Mr. Hitchens lived one day beyond the ceremony to end the Iraq war. He supported the liberating the Iraqi and Kurdish peoples from Saddam Hussein.
From Wikipedia:
Christopher Hitchens argued the case for the Iraq War in a 2003 collection of essays entitled A Long Short War: The Postponed Liberation of Iraq, and he has held numerous public debates on the topic with George Galloway and Scott Ritter. Though he admits to the numerous failures of the war, and its high civilian casualties, he sticks to the position that deposing Saddam Hussein was a long-overdue responsibility of the United States, after decades of poor policy, and that holding free elections in Iraq has been a success not to be scoffed at. He argues that a continued fight in Iraq against insurgents, whether they be former Saddam loyalists or Islamic extremists, is a fight worth having, and that those insurgents, not American forces, should be the ones taking the brunt of the blame for a slow reconstruction and high civilian casualties.
An updated summary of his views on Iraq and the war on terror can be found in his memoirs Hitch 22. . . .
British politician George Galloway, founder of the socialist Respect Party, on his way to testify in front of a United States Senate sub-committee investigating the scandals in the U.N. Oil-for-Food programme, called Hitchens a "drink-sodden ex-Trotskyist popinjay", to which Hitchens quickly replied, "only some of which is true." Later, in a column for Slate promoting his debate with Galloway which was to take place on 14 September 2005, he elaborated on his prior response: "He says that I am an ex-Trotskyist (true), a 'popinjay' (true enough, since the word's original Webster's definition is a target for arrows and shots), and that I cannot hold a drink (here I must protest)."
Journalist Eli Lake eulogizes Mr. Hitchens in the Daily Beast:
Mr. Hitchens never stopped saying and writing that the (Iraq) war was just and that American arms were needed to end the regime of Saddam Hussein. But Christopher did not arrive at this position simply because his old colleagues at the Nation Magazine did not. He came to support the Iraq war after befriending many Iraqis, and particularly Kurds, who told him about the horrors of that dictatorship. For Christopher, supporting the war was an expression of his anti-totalitarianism. He would later say that the war pitted the anti-totalitarian left against the anti-imperialist left.
Hitchens asserted his points in this webcast public debate with leftist former MP George Galloway, following Galloway's appearance before a Congressional sub-committee. This debate was moderated by Amy Jacobson of Democracy Now at CUNY's Baruch College in Manhattan in 2006.
In November 2010, Hitchens canceled a scheduled appearance in New York, where he was to debate religion writers David Hazony and Stephen Prothero on the subject of the Ten Commandments. Earlier that year, he published a piece in Vanity Fair on the subject, and was working on a book about the Ten Commandments as well.

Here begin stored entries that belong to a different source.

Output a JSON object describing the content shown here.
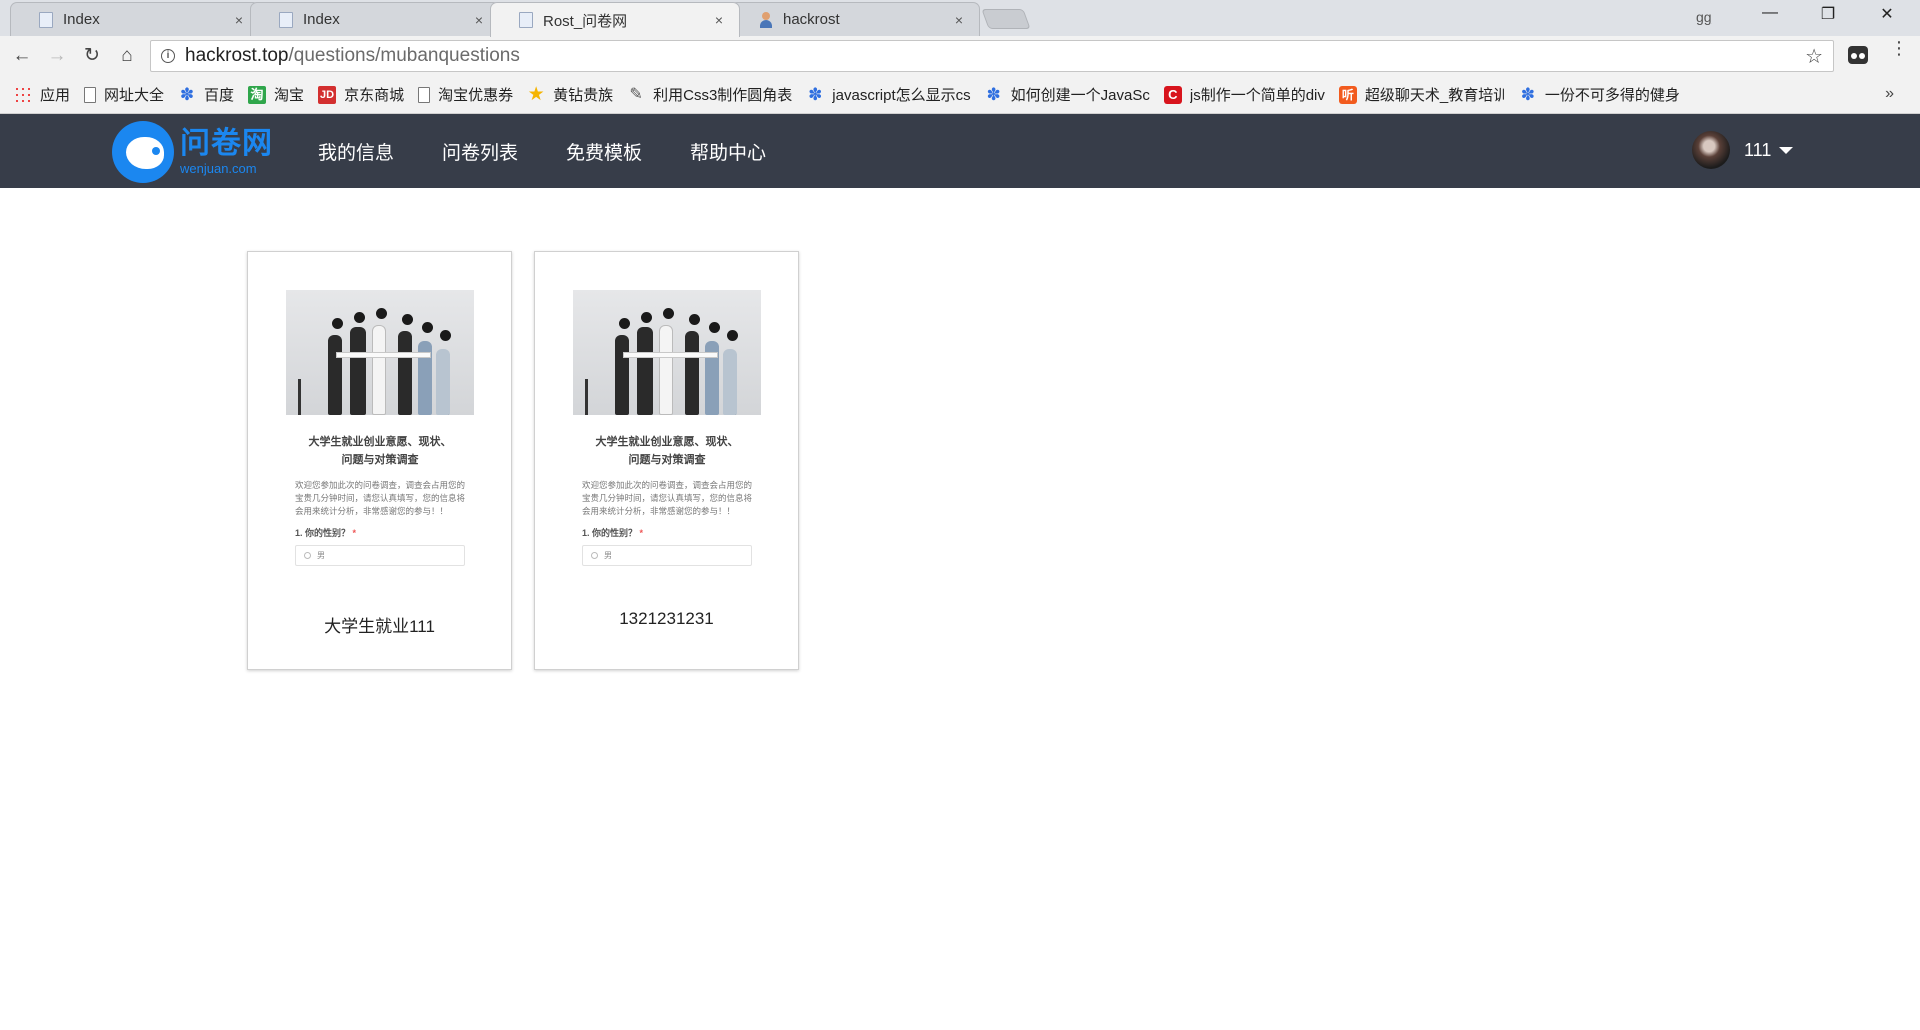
{
  "browser": {
    "tabs": [
      {
        "title": "Index",
        "icon": "page-icon",
        "close": "×"
      },
      {
        "title": "Index",
        "icon": "page-icon",
        "close": "×"
      },
      {
        "title": "Rost_问卷网",
        "icon": "page-icon",
        "close": "×"
      },
      {
        "title": "hackrost",
        "icon": "person-icon",
        "close": "×"
      }
    ],
    "profile_label": "gg",
    "window_controls": {
      "minimize": "—",
      "restore": "❐",
      "close": "✕"
    },
    "address": {
      "host": "hackrost.top",
      "path": "/questions/mubanquestions"
    },
    "nav": {
      "back": "←",
      "forward": "→",
      "reload": "↻",
      "home": "⌂",
      "star": "☆",
      "info": "i",
      "menu": "⋮"
    },
    "bookmarks": [
      {
        "label": "应用",
        "icon": "apps-icon",
        "glyph": ""
      },
      {
        "label": "网址大全",
        "icon": "page-icon",
        "glyph": ""
      },
      {
        "label": "百度",
        "icon": "baidu-paw-icon",
        "glyph": "✽"
      },
      {
        "label": "淘宝",
        "icon": "taobao-icon",
        "glyph": "淘"
      },
      {
        "label": "京东商城",
        "icon": "jd-icon",
        "glyph": "JD"
      },
      {
        "label": "淘宝优惠券",
        "icon": "page-icon",
        "glyph": ""
      },
      {
        "label": "黄钻贵族",
        "icon": "star-icon",
        "glyph": "★"
      },
      {
        "label": "利用Css3制作圆角表",
        "icon": "pen-icon",
        "glyph": "✎"
      },
      {
        "label": "javascript怎么显示cs",
        "icon": "baidu-paw-icon",
        "glyph": "✽"
      },
      {
        "label": "如何创建一个JavaSc",
        "icon": "baidu-paw-icon",
        "glyph": "✽"
      },
      {
        "label": "js制作一个简单的div",
        "icon": "csdn-icon",
        "glyph": "C"
      },
      {
        "label": "超级聊天术_教育培训",
        "icon": "ting-icon",
        "glyph": "听"
      },
      {
        "label": "一份不可多得的健身",
        "icon": "baidu-paw-icon",
        "glyph": "✽"
      }
    ],
    "bookmarks_more": "»"
  },
  "site": {
    "logo": {
      "cn": "问卷网",
      "en": "wenjuan.com"
    },
    "nav": [
      "我的信息",
      "问卷列表",
      "免费模板",
      "帮助中心"
    ],
    "user": {
      "name": "111"
    }
  },
  "templates": [
    {
      "preview": {
        "title_line1": "大学生就业创业意愿、现状、",
        "title_line2": "问题与对策调查",
        "description": "欢迎您参加此次的问卷调查，调查会占用您的宝贵几分钟时间，请您认真填写，您的信息将会用来统计分析，非常感谢您的参与！！",
        "question": "1. 你的性别？",
        "required_mark": "*",
        "option": "男"
      },
      "name": "大学生就业111"
    },
    {
      "preview": {
        "title_line1": "大学生就业创业意愿、现状、",
        "title_line2": "问题与对策调查",
        "description": "欢迎您参加此次的问卷调查，调查会占用您的宝贵几分钟时间，请您认真填写，您的信息将会用来统计分析，非常感谢您的参与！！",
        "question": "1. 你的性别？",
        "required_mark": "*",
        "option": "男"
      },
      "name": "1321231231"
    }
  ],
  "colors": {
    "header_bg": "#373d49",
    "brand_blue": "#1b87f0"
  }
}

In March 2010, Mr. Hitchens spoke out against Islamism and anti-Semitism in giving the Daniel Pearl Memorial Lecture, exclusive to DemoCast. In it, he calls anti-Semitism "a gateway to tyranny & the common enemy of civilization."

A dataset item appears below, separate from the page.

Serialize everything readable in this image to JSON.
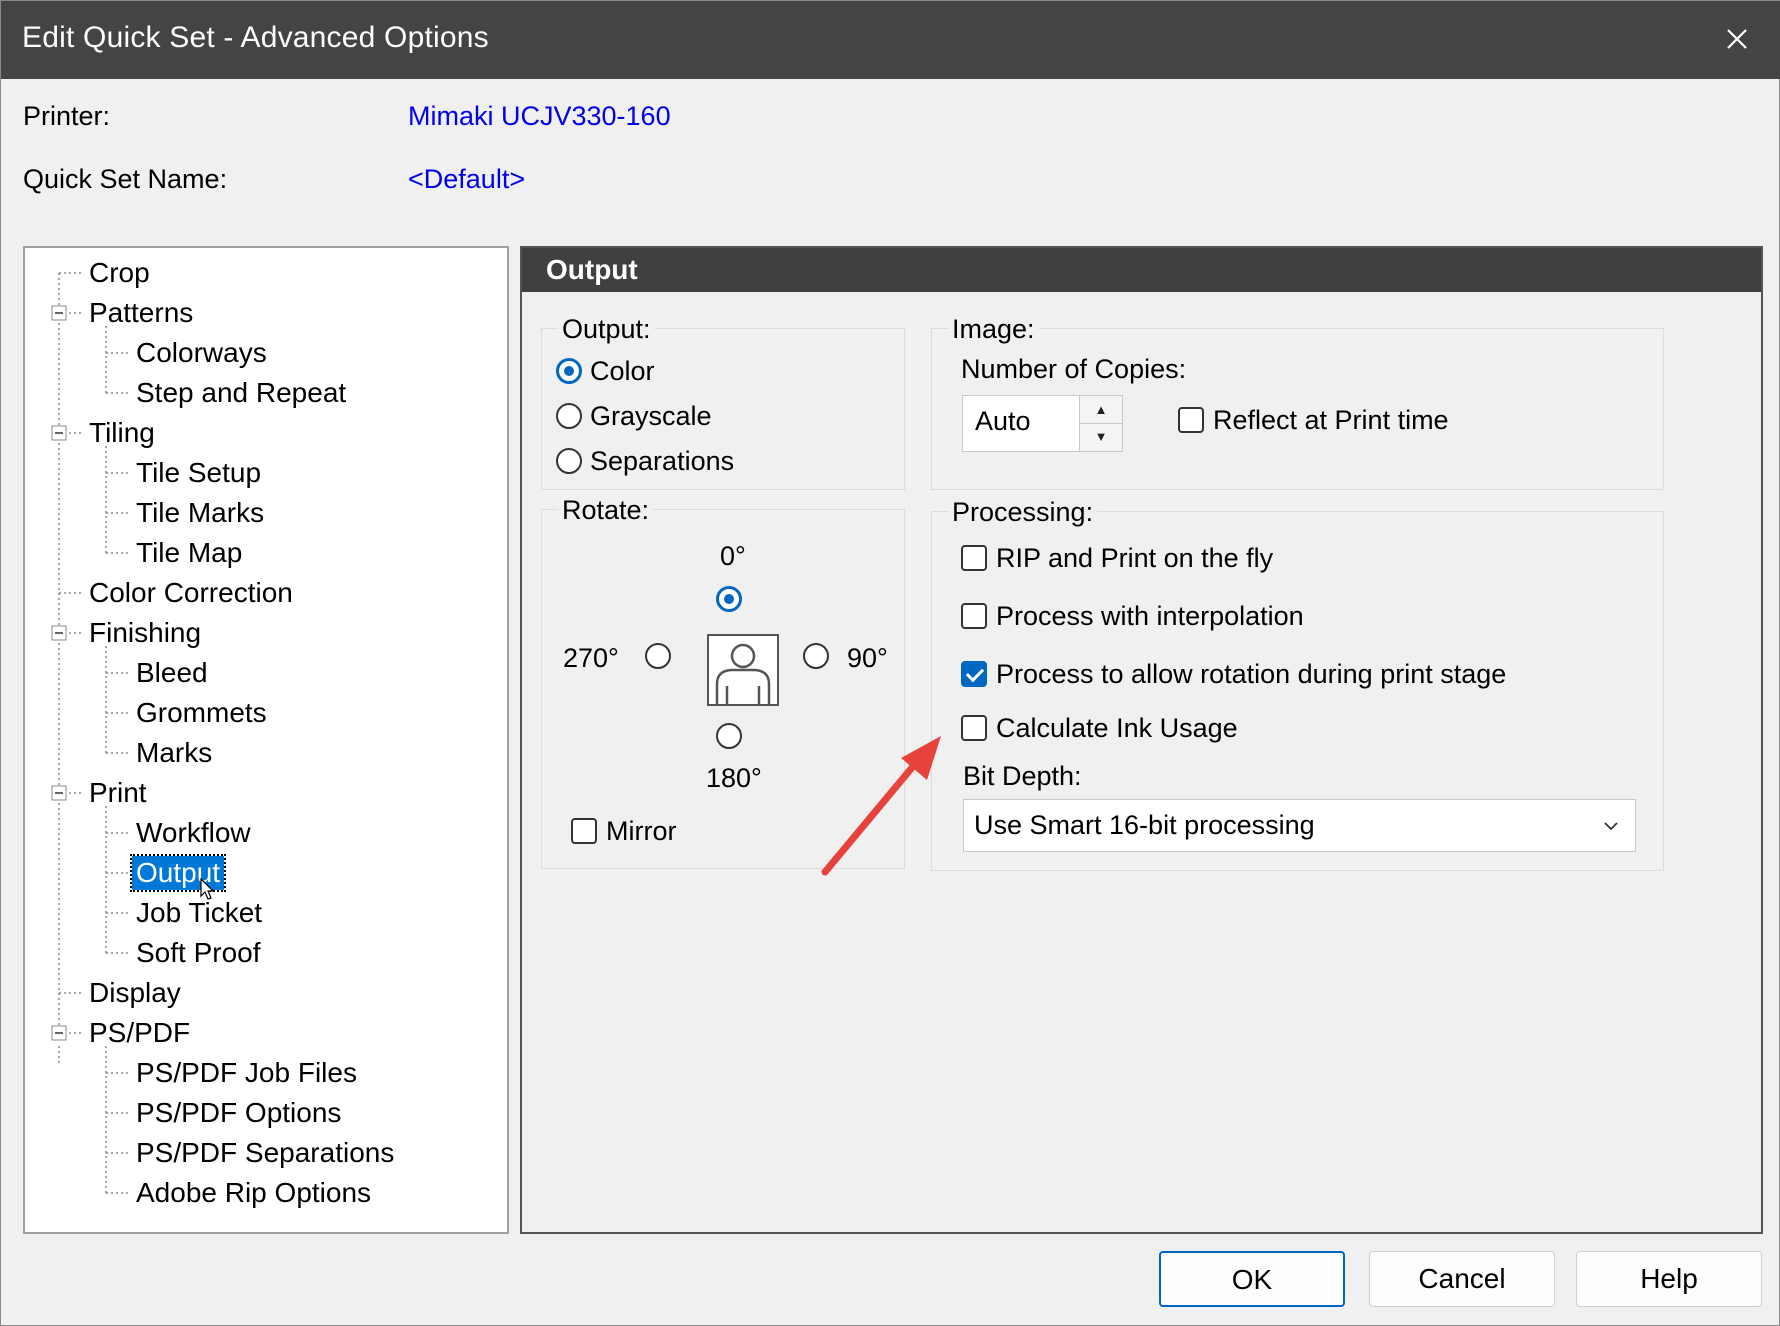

During his illness, Hitchens was under the care of Francis Collins and was the subject of Collins' new cancer treatment which maps out the human genome and selectively targets damaged DNA.

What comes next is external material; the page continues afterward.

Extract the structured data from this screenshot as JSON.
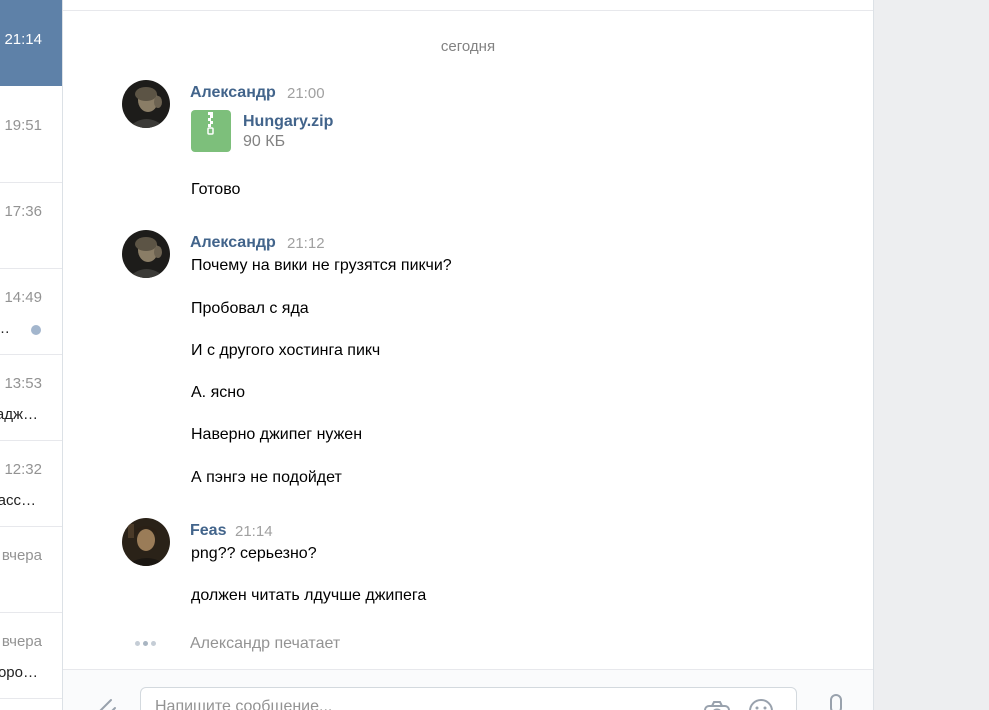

In April 2011, Hitchens was forced to cancel a scheduled appearance at the American Atheist Convention, and instead sent a letter that stated, "Nothing would have kept me from joining you except the loss of my voice (at least my speaking voice) which in turn is due to a long argument I am currently having with the specter of death." He closed with "And don't keep the faith." The letter also dismissed the notion of a possible deathbed conversion, in which he claimed that "redemption and supernatural deliverance appears even more hollow and artificial to me than it did before.